彼を取り調べることになったのは、時の宰相・新井白石であった。
シドッティは江戸の小日向の切支丹屋敷に送られ、そこで審問を受ける。その審問の内容が『西洋紀聞』に残されている(これも岩波文庫から出ています)。

結局シドッティは、わずか8年前までルビノ第二隊の最後の生き残りが住んでいた小日向の切支丹屋敷で一生を過ごすこととなった。
しかしルビノ隊と違ったことは、シドッティは拷問もされず、棄教も迫られず、それどころか布教さえしなければキリスト教信仰も良しとされ、自由に祈ることが出来たのである。
これには、背後にポルトガルなどの国家の影が感じられないことなどがあるが、何より新井白石の英断であった。

しかしながらシドッティは一人の日本人にも布教しないことは耐えられなかった。切支丹屋敷で、自分の身の回りの世話をしてくれる長助・はる夫婦に教えを説いてしまったのである。この夫婦は、ルビノ第二隊の世話をしていた時に、黒川寿庵という明国出身の修道士に教化されていた。そしてシドッティに教えを受け、正式に受洗したのである。

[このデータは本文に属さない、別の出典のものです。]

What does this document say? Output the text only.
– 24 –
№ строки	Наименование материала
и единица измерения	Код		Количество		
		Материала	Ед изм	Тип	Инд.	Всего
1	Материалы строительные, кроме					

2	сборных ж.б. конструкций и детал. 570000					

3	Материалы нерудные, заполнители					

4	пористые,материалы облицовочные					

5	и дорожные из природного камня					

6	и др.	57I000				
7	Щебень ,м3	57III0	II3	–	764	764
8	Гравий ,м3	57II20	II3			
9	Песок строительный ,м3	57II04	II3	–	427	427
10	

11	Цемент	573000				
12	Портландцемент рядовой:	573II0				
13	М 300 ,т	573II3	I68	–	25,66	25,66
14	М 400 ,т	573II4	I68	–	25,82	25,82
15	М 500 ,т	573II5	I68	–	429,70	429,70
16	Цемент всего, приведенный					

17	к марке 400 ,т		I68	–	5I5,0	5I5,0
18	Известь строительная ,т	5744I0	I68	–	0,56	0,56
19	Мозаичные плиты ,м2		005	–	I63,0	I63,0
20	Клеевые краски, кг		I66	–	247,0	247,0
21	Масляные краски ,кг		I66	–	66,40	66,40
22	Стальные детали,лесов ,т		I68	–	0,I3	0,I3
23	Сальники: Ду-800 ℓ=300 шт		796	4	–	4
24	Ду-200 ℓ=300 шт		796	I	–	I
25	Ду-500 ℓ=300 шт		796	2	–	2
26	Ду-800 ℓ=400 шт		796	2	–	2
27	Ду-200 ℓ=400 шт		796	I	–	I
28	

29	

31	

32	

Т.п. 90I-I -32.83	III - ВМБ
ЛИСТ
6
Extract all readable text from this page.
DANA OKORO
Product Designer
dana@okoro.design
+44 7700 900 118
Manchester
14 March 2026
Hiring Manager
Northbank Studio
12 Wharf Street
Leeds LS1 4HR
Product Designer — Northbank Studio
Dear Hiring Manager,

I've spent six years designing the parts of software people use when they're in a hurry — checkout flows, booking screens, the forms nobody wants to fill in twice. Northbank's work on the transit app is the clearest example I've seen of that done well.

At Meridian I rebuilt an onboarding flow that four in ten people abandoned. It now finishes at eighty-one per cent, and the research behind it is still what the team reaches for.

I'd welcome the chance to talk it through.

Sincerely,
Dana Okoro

夫婦は禁制の宗門を信じたことを自首し、牢に入れられる。長助は獄中で病死、殉教者となった(はるについては不明)。
シドッティも禁じられていた伝道を行ったことで地下牢に閉じこめられ、1714年10月21日殉教する(死因は食を減らしての餓死と推定されている)。

こうして最後の宣教師は死亡。次に宣教師がやって来るのは、日本の開国を待たねばならなかった。
潜伏キリシタン達は、日本の夜明けを待って、ひたすら潜伏し祈り続けたのである。